Charlie’s Redheaded Angel – I see dead people

by Shannon Rubsamen on March 26, 2010

Not really.  It was more a class about bringing people back into the real world about  the TRUE super powers of forensic science.

Our teacher, Mrs. Kathryn Dozier from the Forensic Science Unit (FSU), had at least me on the edge of my seat during her explanation of all the truly gross parts of her job.  Poor thing probably thinks I followed her home after class in her big Forensics van.   (I waved to her at a red light close to the 1st precinct which is across town from our class!  LOL)

In case you did not already know, approximately 90% of what you see on shows like CSI is fake.   Shows like this have confused the public so much so that Kathryn must explain this fact on the witness stand before giving testimony in court.

Other than the fact that they don’t drive Hummers, one of the biggest misconceptions about forensics is how fast DNA results come in.  There is only 1 DFS facility in Richmond to process DNA requests for the state and getting results back in 6 weeks is considered great!
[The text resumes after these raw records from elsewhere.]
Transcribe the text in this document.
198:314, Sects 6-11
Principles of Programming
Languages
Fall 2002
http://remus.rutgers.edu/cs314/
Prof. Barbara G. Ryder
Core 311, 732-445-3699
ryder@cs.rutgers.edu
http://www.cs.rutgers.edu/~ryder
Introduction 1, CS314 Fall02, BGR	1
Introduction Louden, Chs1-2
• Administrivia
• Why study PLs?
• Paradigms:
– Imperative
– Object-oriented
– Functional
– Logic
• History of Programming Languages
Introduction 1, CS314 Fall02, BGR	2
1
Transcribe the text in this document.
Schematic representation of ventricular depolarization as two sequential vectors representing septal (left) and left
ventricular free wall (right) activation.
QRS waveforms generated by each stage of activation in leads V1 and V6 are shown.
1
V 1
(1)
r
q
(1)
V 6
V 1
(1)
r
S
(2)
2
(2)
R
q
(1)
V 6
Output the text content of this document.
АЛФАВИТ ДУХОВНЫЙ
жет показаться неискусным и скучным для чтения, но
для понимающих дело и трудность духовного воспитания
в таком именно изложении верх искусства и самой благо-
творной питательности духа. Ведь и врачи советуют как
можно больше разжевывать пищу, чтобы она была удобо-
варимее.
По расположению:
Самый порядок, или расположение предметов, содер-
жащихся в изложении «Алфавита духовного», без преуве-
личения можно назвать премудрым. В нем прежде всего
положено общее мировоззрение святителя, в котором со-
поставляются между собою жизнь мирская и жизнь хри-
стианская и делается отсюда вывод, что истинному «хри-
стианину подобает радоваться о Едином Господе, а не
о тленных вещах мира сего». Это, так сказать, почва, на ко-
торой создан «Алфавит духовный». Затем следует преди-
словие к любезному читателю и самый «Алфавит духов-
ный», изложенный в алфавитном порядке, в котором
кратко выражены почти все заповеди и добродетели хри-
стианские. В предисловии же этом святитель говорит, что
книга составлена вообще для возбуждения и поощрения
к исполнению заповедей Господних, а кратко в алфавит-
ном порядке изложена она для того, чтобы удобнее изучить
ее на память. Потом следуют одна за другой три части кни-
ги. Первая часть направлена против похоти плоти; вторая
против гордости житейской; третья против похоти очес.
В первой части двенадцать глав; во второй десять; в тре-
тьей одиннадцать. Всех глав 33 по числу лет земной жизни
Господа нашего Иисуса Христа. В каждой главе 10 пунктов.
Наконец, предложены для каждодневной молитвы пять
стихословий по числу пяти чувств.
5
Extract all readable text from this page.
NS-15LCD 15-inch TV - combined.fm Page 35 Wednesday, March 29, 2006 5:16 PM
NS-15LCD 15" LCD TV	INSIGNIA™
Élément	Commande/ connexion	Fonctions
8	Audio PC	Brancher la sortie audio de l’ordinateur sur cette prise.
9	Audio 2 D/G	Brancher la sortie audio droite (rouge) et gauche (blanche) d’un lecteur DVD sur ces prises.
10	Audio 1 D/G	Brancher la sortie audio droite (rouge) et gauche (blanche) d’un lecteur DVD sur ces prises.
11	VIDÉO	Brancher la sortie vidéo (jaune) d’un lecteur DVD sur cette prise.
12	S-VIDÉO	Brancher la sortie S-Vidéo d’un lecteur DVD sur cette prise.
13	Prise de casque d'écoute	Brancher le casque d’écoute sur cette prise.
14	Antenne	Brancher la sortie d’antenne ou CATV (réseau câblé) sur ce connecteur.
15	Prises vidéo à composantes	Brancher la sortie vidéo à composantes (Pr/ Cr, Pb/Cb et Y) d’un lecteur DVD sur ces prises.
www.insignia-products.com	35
FCU techs also do not stand around crime scenes slowly removing their sunglasses to say something profound – nor do they interview suspects.  What is true?  They DO get into some nasty stuff.

While they don’t bring actual human bodies back to their lab, any affiliated evidence is brought in for processing.  For instance, if a body is wrapped in sheets and blankets and left for weeks somewhere, THOSE items are brought in complete with any piece of nature that has attached itself.  Think maggots and decomposing flesh.

I asked Kathryn if the stuff they put under their nose (Vicks) works against the smells and the answer was no.  Just like Kay Scarpetta in the Patricia Cornwell crime novels, Kathryn often has to remove her work clothes in the garage.  She told us that she calls her husband on her way home to clean out the washing machine so she can immediately wash her work clothes in hot water instead of bringing them in the house.

She further informed us that when washing her face, she has to wash out her nose – even then the smell of death can stay up to 3 days.  Can you imagine?  I should of asked how much money she is paid for this.  How much is enough?

Since I’ve been known to take a few photos in my time and I have a crime fighting background, I asked if there was any way to work in her department and not go near death.  Um, nope.  I don’t mind seeing gore but smelling it – hell no.  Kathryn has never actually lost it at a crime scene but has witnessed many officers who have.  Since she is a mere 25 yrs old and therefore has probably never even heard of Quincy!  I loved that show!

Kathryn, you will LOVE THIS!

Forensics techs deal with much more than human remains.  In fact, their primary day to day tasks involve collecting evidence at property crime scenes.  Last year, VA Beach had 18 homicides – all but one has been solved and the last one is a matter of tracking down the location of the perp.  In addition, they report to various other crimes scenes like those involving animal and/or child abuse and neglect, fire and arson, narcotics, firearms and motor vehicle accidents.

Processing any crime scene involves photographs of every single piece of evidence and lots of black powder.   How about those fingerprints?  Well, even a dumb crook knows to avoid leaving fingerprints behind so some actually remove their socks to use as gloves.  They leave footprints at the scene instead.  I kid you not.  A good footprint can and will be used against you!

Also, those gloves used by your dentist?  You can actually leave fingerprints behind wearing those so double up Ricky Redneck or bring an extra pair of socks!

Can someone please call me if there is an opening in forensics that doesn’t involve smells?